Mélange foutraque et sarcastique d’EBM, d’indus, d’electro et de country (oui ! oui !), le résultat, en forme de LSD renversé sur les synthés, a dû être beaucoup écouté par les kids noirs de Chicago occupés à la même époque à inventer la house music. P. T.
Haruomi Hosono N.D.E. (Japon, 1995, réédité en 2023)

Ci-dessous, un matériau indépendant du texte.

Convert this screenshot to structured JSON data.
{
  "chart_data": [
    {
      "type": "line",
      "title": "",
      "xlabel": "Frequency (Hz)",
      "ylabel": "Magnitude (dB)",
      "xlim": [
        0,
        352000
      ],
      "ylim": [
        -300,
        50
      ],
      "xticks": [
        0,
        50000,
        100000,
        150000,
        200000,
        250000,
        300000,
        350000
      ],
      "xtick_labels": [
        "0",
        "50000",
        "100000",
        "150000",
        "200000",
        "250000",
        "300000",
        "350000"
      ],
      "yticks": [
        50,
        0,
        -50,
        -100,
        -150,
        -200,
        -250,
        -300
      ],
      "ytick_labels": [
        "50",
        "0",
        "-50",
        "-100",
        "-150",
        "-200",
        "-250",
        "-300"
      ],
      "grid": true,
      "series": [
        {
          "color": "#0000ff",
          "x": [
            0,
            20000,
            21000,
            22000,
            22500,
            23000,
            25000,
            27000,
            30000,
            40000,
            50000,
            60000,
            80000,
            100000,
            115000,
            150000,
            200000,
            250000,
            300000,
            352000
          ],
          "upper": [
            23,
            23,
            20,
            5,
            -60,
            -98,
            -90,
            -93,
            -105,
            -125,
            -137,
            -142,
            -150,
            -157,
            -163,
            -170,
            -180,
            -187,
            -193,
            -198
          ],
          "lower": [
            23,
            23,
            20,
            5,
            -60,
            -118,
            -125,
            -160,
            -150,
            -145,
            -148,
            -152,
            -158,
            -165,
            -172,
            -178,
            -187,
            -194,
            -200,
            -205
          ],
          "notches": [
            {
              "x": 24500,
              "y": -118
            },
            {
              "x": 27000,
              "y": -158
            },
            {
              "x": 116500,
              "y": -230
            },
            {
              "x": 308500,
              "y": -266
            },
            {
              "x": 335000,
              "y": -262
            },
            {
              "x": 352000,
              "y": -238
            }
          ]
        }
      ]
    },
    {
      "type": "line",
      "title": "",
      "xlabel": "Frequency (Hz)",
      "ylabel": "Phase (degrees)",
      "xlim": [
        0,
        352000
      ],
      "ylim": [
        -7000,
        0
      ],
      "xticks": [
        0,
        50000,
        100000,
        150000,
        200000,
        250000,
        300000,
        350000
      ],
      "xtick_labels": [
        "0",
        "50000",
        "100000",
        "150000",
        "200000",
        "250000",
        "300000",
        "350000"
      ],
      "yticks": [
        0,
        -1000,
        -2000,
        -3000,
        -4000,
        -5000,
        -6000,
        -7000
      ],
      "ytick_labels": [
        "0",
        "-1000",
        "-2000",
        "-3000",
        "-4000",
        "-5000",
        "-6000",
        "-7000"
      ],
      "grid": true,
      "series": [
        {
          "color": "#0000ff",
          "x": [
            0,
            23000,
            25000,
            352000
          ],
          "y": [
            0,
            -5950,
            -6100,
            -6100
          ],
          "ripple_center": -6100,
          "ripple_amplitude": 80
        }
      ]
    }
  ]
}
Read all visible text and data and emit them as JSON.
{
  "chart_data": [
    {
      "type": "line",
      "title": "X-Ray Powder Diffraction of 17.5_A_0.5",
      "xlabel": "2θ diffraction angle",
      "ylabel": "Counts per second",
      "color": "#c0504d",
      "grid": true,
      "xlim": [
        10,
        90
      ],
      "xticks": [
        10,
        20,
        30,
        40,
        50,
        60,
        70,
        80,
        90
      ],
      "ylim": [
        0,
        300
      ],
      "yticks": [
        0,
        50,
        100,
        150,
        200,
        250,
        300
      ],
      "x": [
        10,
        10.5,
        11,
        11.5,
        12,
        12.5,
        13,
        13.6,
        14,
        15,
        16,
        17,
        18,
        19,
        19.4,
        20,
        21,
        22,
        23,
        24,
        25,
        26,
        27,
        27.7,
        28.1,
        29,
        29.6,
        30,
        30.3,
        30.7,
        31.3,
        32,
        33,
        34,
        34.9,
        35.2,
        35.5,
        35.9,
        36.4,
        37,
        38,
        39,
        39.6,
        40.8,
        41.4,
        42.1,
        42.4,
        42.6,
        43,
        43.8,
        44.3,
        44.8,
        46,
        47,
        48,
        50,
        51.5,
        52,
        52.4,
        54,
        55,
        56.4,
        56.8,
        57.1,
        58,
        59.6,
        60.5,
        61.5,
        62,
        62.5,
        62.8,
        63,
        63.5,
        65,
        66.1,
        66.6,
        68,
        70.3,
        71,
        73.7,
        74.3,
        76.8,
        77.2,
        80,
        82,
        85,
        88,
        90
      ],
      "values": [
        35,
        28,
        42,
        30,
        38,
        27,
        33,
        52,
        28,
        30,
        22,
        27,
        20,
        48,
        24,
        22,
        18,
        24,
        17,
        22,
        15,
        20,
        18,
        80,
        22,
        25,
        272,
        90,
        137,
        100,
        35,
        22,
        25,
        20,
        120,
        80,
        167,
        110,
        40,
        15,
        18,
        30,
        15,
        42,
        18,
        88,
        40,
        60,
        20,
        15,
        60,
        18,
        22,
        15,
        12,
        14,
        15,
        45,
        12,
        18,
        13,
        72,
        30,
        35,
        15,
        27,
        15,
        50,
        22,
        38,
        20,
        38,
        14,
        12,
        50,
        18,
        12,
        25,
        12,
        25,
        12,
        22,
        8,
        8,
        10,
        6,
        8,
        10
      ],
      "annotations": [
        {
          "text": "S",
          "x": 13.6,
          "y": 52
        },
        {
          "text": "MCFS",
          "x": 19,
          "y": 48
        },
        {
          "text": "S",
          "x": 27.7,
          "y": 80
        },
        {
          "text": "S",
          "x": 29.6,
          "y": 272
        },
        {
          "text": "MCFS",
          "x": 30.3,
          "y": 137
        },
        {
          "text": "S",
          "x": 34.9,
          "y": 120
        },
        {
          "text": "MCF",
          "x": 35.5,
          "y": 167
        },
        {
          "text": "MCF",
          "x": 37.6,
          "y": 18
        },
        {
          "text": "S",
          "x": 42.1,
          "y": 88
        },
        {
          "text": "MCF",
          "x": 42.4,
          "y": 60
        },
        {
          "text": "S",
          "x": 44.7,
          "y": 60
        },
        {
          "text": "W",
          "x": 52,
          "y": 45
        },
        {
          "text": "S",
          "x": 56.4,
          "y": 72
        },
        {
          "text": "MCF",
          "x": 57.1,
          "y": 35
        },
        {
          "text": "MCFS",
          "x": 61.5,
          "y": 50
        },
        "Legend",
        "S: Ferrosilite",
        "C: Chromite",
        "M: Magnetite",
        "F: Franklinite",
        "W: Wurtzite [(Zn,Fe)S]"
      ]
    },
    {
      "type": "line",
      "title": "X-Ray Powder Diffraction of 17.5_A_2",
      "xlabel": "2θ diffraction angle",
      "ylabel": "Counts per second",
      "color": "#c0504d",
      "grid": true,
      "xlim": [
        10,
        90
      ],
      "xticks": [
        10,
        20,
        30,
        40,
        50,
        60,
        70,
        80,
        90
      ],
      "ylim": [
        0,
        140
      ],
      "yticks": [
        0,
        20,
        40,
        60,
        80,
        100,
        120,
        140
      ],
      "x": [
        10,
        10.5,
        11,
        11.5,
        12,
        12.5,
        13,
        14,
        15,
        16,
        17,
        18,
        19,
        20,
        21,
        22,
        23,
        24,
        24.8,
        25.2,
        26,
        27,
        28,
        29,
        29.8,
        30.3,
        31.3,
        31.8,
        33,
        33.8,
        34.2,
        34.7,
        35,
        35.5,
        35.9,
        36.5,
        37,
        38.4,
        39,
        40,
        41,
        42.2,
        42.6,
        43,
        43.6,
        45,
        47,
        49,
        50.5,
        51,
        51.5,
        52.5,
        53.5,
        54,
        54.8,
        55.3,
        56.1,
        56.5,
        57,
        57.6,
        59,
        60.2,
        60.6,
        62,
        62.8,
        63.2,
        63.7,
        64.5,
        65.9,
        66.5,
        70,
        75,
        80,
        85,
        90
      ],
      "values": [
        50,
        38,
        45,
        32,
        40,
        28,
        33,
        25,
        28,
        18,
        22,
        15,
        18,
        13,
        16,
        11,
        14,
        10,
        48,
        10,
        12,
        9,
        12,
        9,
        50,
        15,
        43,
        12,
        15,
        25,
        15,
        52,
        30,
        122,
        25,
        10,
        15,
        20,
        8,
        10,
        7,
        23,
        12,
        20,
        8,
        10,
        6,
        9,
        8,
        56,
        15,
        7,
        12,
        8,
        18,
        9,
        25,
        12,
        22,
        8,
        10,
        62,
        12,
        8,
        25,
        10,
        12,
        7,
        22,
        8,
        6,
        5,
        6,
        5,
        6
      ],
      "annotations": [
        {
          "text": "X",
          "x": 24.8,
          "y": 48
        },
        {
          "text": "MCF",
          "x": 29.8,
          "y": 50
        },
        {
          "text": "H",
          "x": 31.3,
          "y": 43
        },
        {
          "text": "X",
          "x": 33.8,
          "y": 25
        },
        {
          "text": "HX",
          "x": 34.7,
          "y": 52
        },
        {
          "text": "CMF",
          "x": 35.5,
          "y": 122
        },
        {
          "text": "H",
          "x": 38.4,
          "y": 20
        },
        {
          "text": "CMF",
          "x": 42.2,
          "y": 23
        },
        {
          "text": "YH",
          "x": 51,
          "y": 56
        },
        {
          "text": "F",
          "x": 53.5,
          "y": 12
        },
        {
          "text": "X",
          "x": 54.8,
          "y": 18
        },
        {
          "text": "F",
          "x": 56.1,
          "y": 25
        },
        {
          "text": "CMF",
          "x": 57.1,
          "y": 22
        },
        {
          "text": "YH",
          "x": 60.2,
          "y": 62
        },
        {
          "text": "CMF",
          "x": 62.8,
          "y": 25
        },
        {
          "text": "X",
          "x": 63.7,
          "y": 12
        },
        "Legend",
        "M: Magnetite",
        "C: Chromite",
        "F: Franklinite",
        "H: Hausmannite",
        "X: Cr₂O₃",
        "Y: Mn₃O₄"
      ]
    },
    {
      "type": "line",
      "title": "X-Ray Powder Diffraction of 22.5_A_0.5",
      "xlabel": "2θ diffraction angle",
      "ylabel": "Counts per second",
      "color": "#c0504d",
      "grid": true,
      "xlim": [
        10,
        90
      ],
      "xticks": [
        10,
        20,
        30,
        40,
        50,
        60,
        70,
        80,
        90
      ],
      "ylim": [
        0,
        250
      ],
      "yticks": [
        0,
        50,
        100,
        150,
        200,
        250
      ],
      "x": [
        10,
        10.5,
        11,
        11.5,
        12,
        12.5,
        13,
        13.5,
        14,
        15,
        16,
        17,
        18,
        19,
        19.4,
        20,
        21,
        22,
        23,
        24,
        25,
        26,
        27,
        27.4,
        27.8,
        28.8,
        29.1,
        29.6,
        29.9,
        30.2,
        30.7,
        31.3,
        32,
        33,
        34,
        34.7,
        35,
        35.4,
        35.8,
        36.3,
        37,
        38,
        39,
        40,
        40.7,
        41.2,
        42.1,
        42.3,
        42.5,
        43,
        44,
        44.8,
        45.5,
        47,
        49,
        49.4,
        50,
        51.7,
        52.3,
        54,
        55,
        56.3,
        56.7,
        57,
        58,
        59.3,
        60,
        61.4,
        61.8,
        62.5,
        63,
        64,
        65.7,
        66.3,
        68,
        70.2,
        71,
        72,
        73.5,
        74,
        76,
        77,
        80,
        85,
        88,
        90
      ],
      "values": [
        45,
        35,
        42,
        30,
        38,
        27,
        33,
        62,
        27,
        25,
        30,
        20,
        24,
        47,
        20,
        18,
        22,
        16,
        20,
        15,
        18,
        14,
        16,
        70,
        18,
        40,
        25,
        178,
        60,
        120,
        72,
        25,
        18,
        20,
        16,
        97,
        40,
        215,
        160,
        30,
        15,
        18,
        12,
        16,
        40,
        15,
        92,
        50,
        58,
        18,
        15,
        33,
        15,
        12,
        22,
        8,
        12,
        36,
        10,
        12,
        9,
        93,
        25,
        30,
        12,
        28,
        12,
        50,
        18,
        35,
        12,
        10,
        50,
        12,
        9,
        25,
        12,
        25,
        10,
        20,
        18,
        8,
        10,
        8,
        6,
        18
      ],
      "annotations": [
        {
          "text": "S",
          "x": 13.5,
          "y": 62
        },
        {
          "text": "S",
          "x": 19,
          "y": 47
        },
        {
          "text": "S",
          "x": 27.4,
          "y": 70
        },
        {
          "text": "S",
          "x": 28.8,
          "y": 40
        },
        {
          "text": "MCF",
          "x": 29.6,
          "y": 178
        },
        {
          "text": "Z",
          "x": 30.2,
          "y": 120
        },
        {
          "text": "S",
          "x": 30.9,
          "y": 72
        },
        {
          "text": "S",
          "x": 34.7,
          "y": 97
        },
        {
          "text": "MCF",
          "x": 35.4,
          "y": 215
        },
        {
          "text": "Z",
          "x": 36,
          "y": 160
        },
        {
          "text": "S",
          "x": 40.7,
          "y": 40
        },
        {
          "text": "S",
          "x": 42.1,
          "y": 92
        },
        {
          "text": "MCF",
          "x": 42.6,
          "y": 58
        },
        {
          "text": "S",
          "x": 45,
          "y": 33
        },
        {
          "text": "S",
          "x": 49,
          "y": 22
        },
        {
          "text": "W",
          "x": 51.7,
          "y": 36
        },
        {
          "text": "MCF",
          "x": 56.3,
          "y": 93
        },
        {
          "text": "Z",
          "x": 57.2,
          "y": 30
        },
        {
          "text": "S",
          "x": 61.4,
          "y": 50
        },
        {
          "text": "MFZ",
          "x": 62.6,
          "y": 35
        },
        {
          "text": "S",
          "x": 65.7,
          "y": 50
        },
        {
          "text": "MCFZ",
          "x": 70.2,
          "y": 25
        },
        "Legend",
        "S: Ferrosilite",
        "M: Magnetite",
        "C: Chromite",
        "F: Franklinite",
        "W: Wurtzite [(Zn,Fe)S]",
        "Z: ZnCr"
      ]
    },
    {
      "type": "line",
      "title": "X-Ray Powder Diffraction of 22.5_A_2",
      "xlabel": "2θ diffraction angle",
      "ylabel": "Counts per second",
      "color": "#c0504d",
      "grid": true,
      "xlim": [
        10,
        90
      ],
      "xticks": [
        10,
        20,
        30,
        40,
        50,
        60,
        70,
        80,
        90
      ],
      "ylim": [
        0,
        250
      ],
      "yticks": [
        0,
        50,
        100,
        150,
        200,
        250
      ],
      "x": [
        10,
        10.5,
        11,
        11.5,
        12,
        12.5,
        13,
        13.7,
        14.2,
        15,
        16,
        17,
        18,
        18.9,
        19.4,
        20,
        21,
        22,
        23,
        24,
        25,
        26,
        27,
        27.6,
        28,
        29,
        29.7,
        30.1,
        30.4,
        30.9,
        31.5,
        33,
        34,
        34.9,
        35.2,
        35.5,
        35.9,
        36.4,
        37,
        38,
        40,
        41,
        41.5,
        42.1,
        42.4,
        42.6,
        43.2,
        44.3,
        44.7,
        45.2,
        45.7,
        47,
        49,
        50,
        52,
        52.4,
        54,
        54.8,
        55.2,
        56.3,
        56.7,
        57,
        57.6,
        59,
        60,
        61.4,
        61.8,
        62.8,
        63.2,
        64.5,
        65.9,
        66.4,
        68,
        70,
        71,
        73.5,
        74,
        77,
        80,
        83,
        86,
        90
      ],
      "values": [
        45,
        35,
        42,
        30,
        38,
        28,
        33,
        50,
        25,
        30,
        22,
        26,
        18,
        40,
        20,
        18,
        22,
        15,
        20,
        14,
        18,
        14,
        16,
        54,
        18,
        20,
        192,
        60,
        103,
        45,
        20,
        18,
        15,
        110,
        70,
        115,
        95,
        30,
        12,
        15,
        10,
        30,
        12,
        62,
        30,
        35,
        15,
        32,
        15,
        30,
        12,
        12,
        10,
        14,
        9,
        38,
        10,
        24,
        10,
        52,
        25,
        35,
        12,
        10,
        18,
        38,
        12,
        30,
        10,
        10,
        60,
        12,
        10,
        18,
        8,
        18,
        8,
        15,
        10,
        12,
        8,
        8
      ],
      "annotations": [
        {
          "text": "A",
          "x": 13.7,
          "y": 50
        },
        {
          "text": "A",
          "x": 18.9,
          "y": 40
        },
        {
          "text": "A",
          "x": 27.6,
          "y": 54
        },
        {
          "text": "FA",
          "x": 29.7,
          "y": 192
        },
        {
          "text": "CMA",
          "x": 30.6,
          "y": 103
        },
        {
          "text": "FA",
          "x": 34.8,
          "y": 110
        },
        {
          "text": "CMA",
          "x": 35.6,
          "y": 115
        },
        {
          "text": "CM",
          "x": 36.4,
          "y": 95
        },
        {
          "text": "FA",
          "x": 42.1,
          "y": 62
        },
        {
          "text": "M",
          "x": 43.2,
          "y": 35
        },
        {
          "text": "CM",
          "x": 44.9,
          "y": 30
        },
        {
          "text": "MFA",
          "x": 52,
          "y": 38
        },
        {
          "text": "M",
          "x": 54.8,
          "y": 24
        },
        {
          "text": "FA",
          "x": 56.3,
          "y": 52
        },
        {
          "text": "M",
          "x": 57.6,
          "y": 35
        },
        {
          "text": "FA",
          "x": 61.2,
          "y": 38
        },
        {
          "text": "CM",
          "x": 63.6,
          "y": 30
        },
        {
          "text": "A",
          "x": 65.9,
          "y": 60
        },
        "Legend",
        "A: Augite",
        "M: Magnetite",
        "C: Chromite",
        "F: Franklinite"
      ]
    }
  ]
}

Peut-on rater sa sortie deux fois ? Une première fois tiendrait de la farce, la seconde de la tragédie. On peut interpréter ainsi la mollesse de la réception qui a entouré la réédition en juin dernier d’un album qui a marqué un tournant dans la musique électronique. La première fois que N.D.E. est paru, c’était en 1995, et le disque n’a connu de sortie commerciale réelle qu’au Japon (or, les imports japonais coûtaient bonbon à l’âge de pierre du monde avant internet), ainsi qu’une microdistribution américaine sur le label Antilles (sous-label expérimental d’Island), due en partie aux collaborateurs d’Haruomi Hosono sur ce disque, Bill Laswell et François Kevorkian (légende française ayant fait éclore la house à New York).
L’album n’est jamais paru en France, même si l’on devine dans ces rencontres hybrides l’esprit de Jean-François Bizot, saint patron de Nova et d’Actuel, qui œuvra effectivement aux noces de feu de tout ce beau monde pour donner vie à son fantasme de sono mondiale. Depuis, quoi ? Hosono a enfin gagné au fil du temps une réputation mondiale à la hauteur de son talent, si bien qu’il est aujourd’hui plus respecté dans certains cercles que Ryūichi Sakamoto, avec qui il avait fondé Yellow Magic Orchestra en 1978.
https://www.youtube.com/watch?v=L8rT8gftg6k
Logiquement, vous auriez donc dû vous rouler par terre en apprenant que les Néerlandais de Rush Hour rééditaient enfin cet album. Il n’en a rien été. C’est d’autant plus con que c’est maintenant, trente ans trop tard, que ce disque prend vraiment tout son sens : une heure de tablas virant à la rave sans que jamais autre chose qu’une pure tension ne soutienne cette entrée amplifiée dans le champ de la perception magique, un disque qui tourne, tourne, n’en finit pas de tourner et d’élargir votre vision…
Voilà qui devrait correspondre à la fois à ce que vous consommez en soirée et à ce que vous pouvez écouter de plus mental en 2024, que ce soit le génial maxi de Shelter qui vient de sortir sur le label Antinote ou les longs mix trippés que jouent deux incroyables filles expatriées à Berlin, l’Australienne Kia et la Coréenne DJ Fart in the Club (promis, on fera un jour un papier sur les pseudos hasardeux de certain·es DJ).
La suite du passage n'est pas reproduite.